Section 12.13. Unconstrained Repetitions

12.13. Unconstrained Repetitions

Be specific when matching "as much as possible".

The .* construct is a particularly blunt and ponderous weapon, especially under /s. For example, consider the following parser for some very simple language, in which source code, data, and configuration information are separated by % and & characters (which are otherwise illegal):

    
    # Format is: <statements> % <data> & <config>...

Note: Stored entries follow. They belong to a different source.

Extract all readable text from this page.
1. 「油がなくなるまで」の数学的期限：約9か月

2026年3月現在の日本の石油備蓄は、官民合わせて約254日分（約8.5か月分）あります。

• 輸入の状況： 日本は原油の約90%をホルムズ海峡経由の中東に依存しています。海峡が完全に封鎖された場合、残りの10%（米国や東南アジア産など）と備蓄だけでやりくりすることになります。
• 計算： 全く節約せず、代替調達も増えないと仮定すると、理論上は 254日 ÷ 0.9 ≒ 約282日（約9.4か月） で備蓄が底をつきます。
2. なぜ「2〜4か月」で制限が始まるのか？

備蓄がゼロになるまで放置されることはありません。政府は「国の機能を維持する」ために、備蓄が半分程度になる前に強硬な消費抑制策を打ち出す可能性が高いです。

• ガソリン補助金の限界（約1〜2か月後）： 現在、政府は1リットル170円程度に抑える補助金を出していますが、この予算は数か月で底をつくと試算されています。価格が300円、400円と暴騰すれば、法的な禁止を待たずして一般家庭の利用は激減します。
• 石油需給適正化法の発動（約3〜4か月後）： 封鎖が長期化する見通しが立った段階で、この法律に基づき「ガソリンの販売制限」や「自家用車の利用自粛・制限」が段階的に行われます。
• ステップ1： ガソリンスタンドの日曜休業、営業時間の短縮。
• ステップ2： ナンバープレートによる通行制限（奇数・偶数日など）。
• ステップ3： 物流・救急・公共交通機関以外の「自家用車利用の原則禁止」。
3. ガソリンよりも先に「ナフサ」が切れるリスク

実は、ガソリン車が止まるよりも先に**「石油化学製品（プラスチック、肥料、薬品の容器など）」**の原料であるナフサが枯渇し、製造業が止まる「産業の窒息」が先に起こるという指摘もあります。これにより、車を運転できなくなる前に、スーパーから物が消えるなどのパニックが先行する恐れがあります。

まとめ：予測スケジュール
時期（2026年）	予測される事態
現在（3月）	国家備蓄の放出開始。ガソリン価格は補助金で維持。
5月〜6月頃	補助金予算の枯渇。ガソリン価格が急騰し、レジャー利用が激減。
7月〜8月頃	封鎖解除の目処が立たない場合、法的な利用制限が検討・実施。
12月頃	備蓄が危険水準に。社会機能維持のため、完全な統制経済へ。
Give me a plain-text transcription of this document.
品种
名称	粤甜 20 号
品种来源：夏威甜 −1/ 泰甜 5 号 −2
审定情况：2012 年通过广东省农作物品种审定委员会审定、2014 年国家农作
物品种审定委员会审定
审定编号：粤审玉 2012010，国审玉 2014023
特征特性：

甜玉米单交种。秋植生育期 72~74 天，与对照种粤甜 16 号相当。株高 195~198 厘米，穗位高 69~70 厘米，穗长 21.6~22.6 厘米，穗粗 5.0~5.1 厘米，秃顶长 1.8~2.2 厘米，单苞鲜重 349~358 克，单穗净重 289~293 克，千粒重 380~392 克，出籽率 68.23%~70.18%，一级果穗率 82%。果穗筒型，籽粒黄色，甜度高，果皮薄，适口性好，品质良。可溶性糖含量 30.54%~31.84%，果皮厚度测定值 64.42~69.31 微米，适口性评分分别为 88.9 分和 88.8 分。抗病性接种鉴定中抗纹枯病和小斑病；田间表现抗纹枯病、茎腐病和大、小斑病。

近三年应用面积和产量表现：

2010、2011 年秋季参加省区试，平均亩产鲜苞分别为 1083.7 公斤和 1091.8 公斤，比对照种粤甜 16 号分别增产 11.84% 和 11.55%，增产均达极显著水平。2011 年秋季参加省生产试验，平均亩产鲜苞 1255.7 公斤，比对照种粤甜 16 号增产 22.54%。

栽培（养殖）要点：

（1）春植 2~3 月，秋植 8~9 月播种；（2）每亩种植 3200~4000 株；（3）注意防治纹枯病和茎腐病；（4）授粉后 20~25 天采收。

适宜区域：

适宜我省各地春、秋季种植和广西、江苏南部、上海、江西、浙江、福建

    if ($source =~ m/\A  (.*)  %  (.*)  &  (.*) /xms) {
        my ($statements, $data, $config) = ($1, $2, $3);

        my $prog = compile($statements, {config=>$config});
        my $res  = execute($prog, {data=>$data, config=>$config});
    }
    else {
        croak 'Invalid program';
    }

Under /s, the first .* will successfully match the entire string in $source. Then it will attempt to match a %, and immediately fail (because there's none of the string left to match). At that point the regex engine will backtrack one character from the end of the string and try to match a % again, which will probably also fail. So it will backtrack one more character, try again, backtrack once more, try again, et cetera, et cetera, et cetera.

Eventually it will backtrack far enough to successfully match %, whereupon the second .* will match the remainder of the string, then fail to match &, backtrack one character, try again, fail again, and the entire "one-step-forward-two-steps-back" sequence will be played out again. Sequences of unconstrained matches like this can easily cause regular expression matches to become unacceptably slow.

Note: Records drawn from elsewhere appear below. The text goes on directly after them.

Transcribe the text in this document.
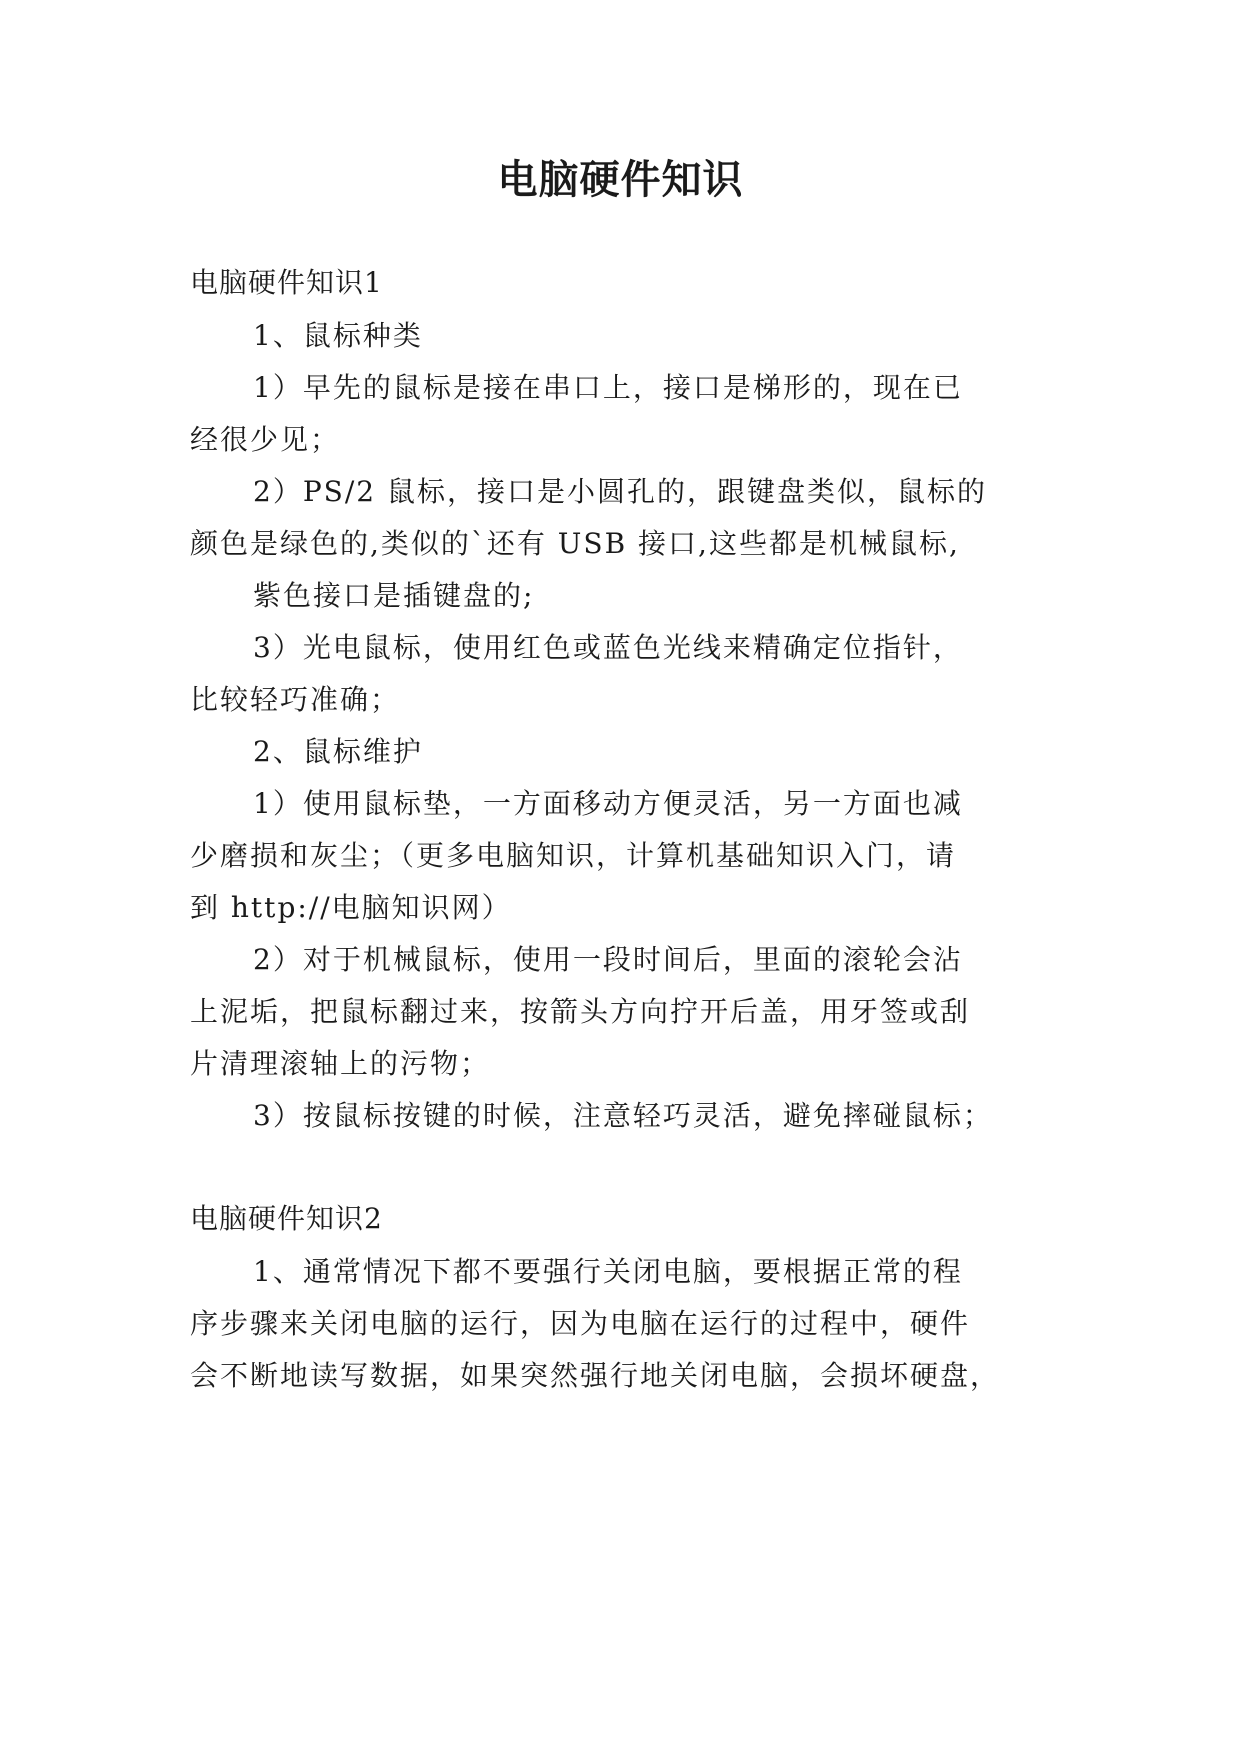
电脑硬件知识

电脑硬件知识1

1、鼠标种类

1）早先的鼠标是接在串口上，接口是梯形的，现在已

经很少见；

2）PS/2 鼠标，接口是小圆孔的，跟键盘类似，鼠标的

颜色是绿色的,类似的`还有 USB 接口,这些都是机械鼠标,

紫色接口是插键盘的;

3）光电鼠标，使用红色或蓝色光线来精确定位指针，

比较轻巧准确；

2、鼠标维护

1）使用鼠标垫，一方面移动方便灵活，另一方面也减

少磨损和灰尘；（更多电脑知识，计算机基础知识入门，请

到 http://电脑知识网）

2）对于机械鼠标，使用一段时间后，里面的滚轮会沾

上泥垢，把鼠标翻过来，按箭头方向拧开后盖，用牙签或刮

片清理滚轴上的污物；

3）按鼠标按键的时候，注意轻巧灵活，避免摔碰鼠标；

电脑硬件知识2

1、通常情况下都不要强行关闭电脑，要根据正常的程

序步骤来关闭电脑的运行，因为电脑在运行的过程中，硬件

会不断地读写数据，如果突然强行地关闭电脑，会损坏硬盘，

Using a .*? can help in such cases:

    if ($source =~ m/\A  (.*?)  %  (.*?)  &  (.*) /xms) {
        my ($statements, $data, $config) = ($1, $2, $3);

        my $prog = compile($statements, {config=>$config});
        my $res  = execute($prog, {data=>$data, config=>$config});
    }
    else {
        croak 'Invalid program';
    }

since the "parsimonious repetitions" will then consume as little of the string as possible. But, to do this, they effectively have to do a look-ahead at every character they match, which can also become expensive if the terminator is more complicated than just a single character.

More importantly, both .* and .*? can also mask logical errors in the parsing process. For example, if the program incorrectly had an extra % or & in it, that would simply be consumed by one of the .* or .*? constructs, and therefore treated as part of the code or data, rather than as an error.

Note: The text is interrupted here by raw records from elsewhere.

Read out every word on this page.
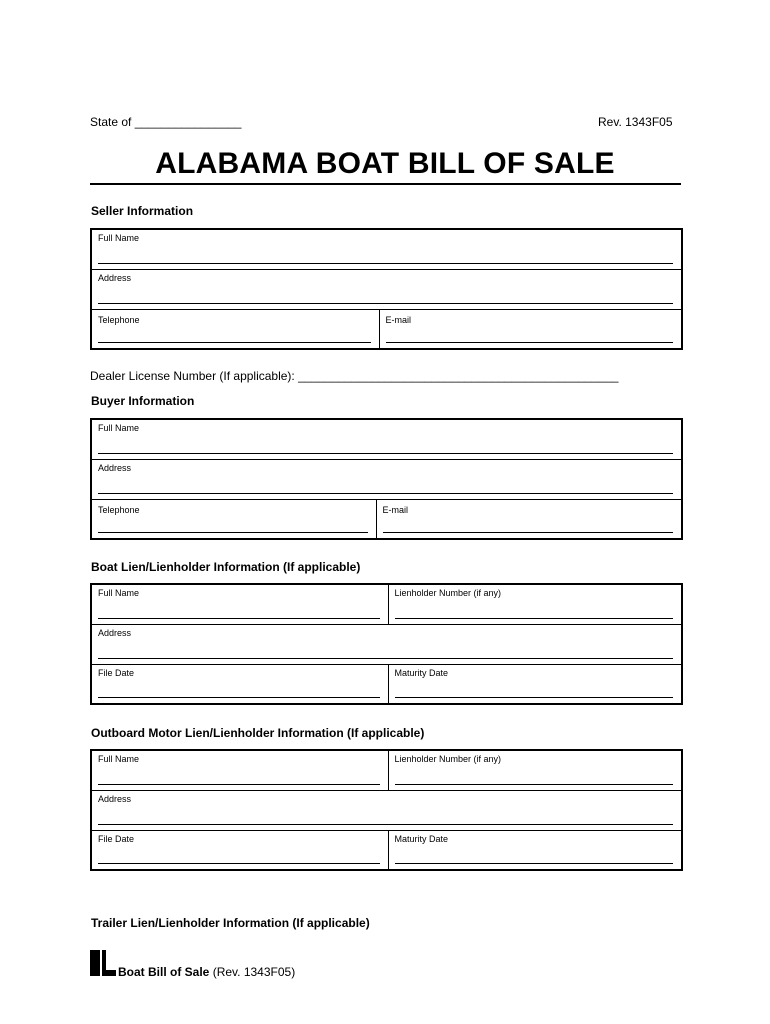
State of ________________	Rev. 1343F05
ALABAMA BOAT BILL OF SALE
Seller Information
Full Name

Address

Telephone	E-mail
Dealer License Number (If applicable): ________________________________________________
Buyer Information
Full Name

Address

Telephone	E-mail
Boat Lien/Lienholder Information (If applicable)
Full Name	Lienholder Number (if any)

Address	

File Date	Maturity Date
Outboard Motor Lien/Lienholder Information (If applicable)
Full Name	Lienholder Number (if any)

Address	

File Date	Maturity Date
Trailer Lien/Lienholder Information (If applicable)
Boat Bill of Sale (Rev. 1343F05)
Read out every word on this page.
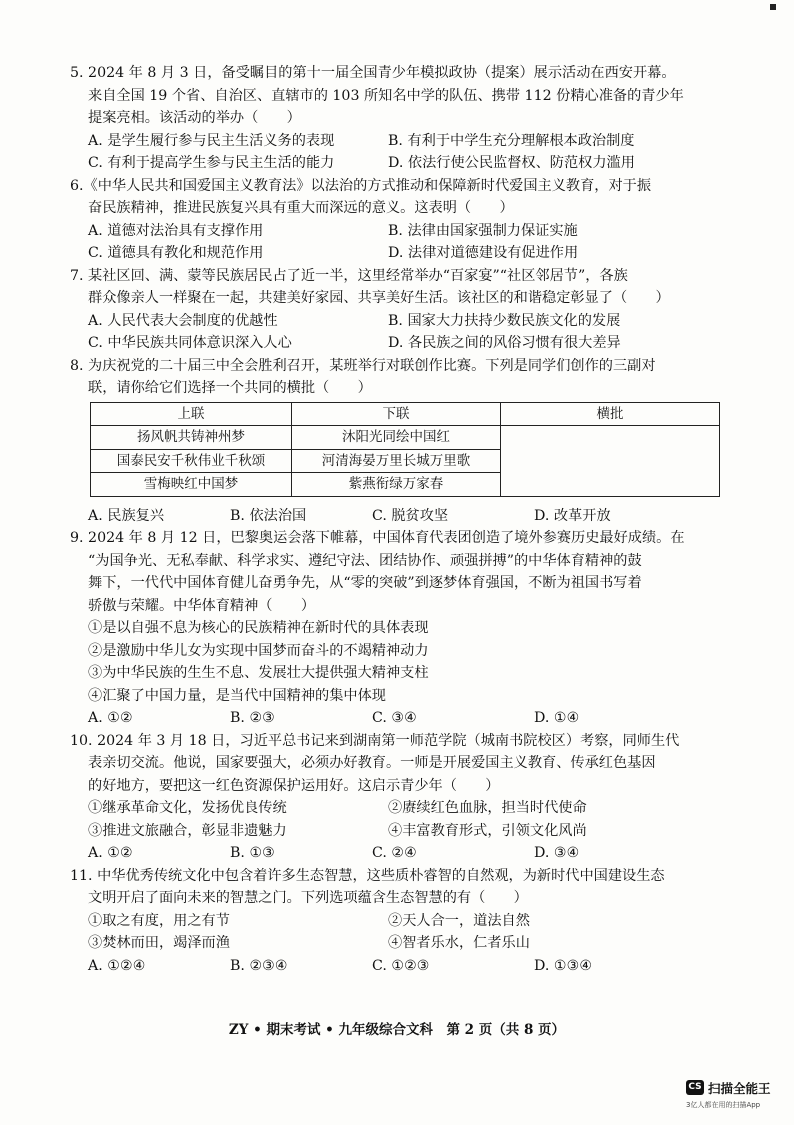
5. 2024 年 8 月 3 日，备受瞩目的第十一届全国青少年模拟政协（提案）展示活动在西安开幕。
来自全国 19 个省、自治区、直辖市的 103 所知名中学的队伍、携带 112 份精心准备的青少年
提案亮相。该活动的举办（　　）
A. 是学生履行参与民主生活义务的表现	B. 有利于中学生充分理解根本政治制度
C. 有利于提高学生参与民主生活的能力	D. 依法行使公民监督权、防范权力滥用
6.《中华人民共和国爱国主义教育法》以法治的方式推动和保障新时代爱国主义教育，对于振
奋民族精神，推进民族复兴具有重大而深远的意义。这表明（　　）
A. 道德对法治具有支撑作用	B. 法律由国家强制力保证实施
C. 道德具有教化和规范作用	D. 法律对道德建设有促进作用
7. 某社区回、满、蒙等民族居民占了近一半，这里经常举办“百家宴”“社区邻居节”，各族
群众像亲人一样聚在一起，共建美好家园、共享美好生活。该社区的和谐稳定彰显了（　　）
A. 人民代表大会制度的优越性	B. 国家大力扶持少数民族文化的发展
C. 中华民族共同体意识深入人心	D. 各民族之间的风俗习惯有很大差异
8. 为庆祝党的二十届三中全会胜利召开，某班举行对联创作比赛。下列是同学们创作的三副对
联，请你给它们选择一个共同的横批（　　）
上联	下联	横批
扬风帆共铸神州梦	沐阳光同绘中国红	
国泰民安千秋伟业千秋颂	河清海晏万里长城万里歌	
雪梅映红中国梦	紫燕衔绿万家春	
A. 民族复兴	B. 依法治国	C. 脱贫攻坚	D. 改革开放
9. 2024 年 8 月 12 日，巴黎奥运会落下帷幕，中国体育代表团创造了境外参赛历史最好成绩。在
“为国争光、无私奉献、科学求实、遵纪守法、团结协作、顽强拼搏”的中华体育精神的鼓
舞下，一代代中国体育健儿奋勇争先，从“零的突破”到逐梦体育强国，不断为祖国书写着
骄傲与荣耀。中华体育精神（　　）
①是以自强不息为核心的民族精神在新时代的具体表现
②是激励中华儿女为实现中国梦而奋斗的不竭精神动力
③为中华民族的生生不息、发展壮大提供强大精神支柱
④汇聚了中国力量，是当代中国精神的集中体现
A. ①②	B. ②③	C. ③④	D. ①④
10. 2024 年 3 月 18 日，习近平总书记来到湖南第一师范学院（城南书院校区）考察，同师生代
表亲切交流。他说，国家要强大，必须办好教育。一师是开展爱国主义教育、传承红色基因
的好地方，要把这一红色资源保护运用好。这启示青少年（　　）
①继承革命文化，发扬优良传统	②赓续红色血脉，担当时代使命
③推进文旅融合，彰显非遗魅力	④丰富教育形式，引领文化风尚
A. ①②	B. ①③	C. ②④	D. ③④
11. 中华优秀传统文化中包含着许多生态智慧，这些质朴睿智的自然观，为新时代中国建设生态
文明开启了面向未来的智慧之门。下列选项蕴含生态智慧的有（　　）
①取之有度，用之有节	②天人合一，道法自然
③焚林而田，竭泽而渔	④智者乐水，仁者乐山
A. ①②④	B. ②③④	C. ①②③	D. ①③④
ZY • 期末考试 • 九年级综合文科　第 2 页（共 8 页）
CS 扫描全能王
3亿人都在用的扫描App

If you know precisely what character (or characters) the terminator of a "match anything" sequence will be, then it's very much more efficientand clearerto use a complemented character class instead:


    
    # Format is: <source> % <data> & <config>...

    if ($source =~ m/\A  ([^%]*)  %  ([^&]*)  &  (.*) /xms) {
        my ($statements, $data, $config) = ($1, $2, $3);

        my $prog = compile($statements, {config=>$config});
        my $res  = execute($prog, {data=>$data, config=>$config});
    }
    else {
        croak 'Invalid program';
    }

This version matches every non-% (using [^%]*), followed by a %, followed by every non-& (via [^&]*), followed by a &, followed by the rest of the string (.*). The principal advantage is that the complemented character classes don't have to do per-character look-ahead like .*?, nor per-character backtracking like .*. Nor will this version allow an extra % or & in the source. Once again, you're encoding your exact intentions.

Note that the .* at the end of the regex is still perfectly okay. When it finally gets its chance and gobbles up the rest of the source, the match will then be finished, so no backtracking will ever occur. On the other hand, putting a.*? at the end of a regular expression is always a mistake, as it will always successfully match nothing, at which point the pattern match will succeed and then terminate. A final .*? is either redundant, or it's not doing what you intended, or you forgot a \z anchor.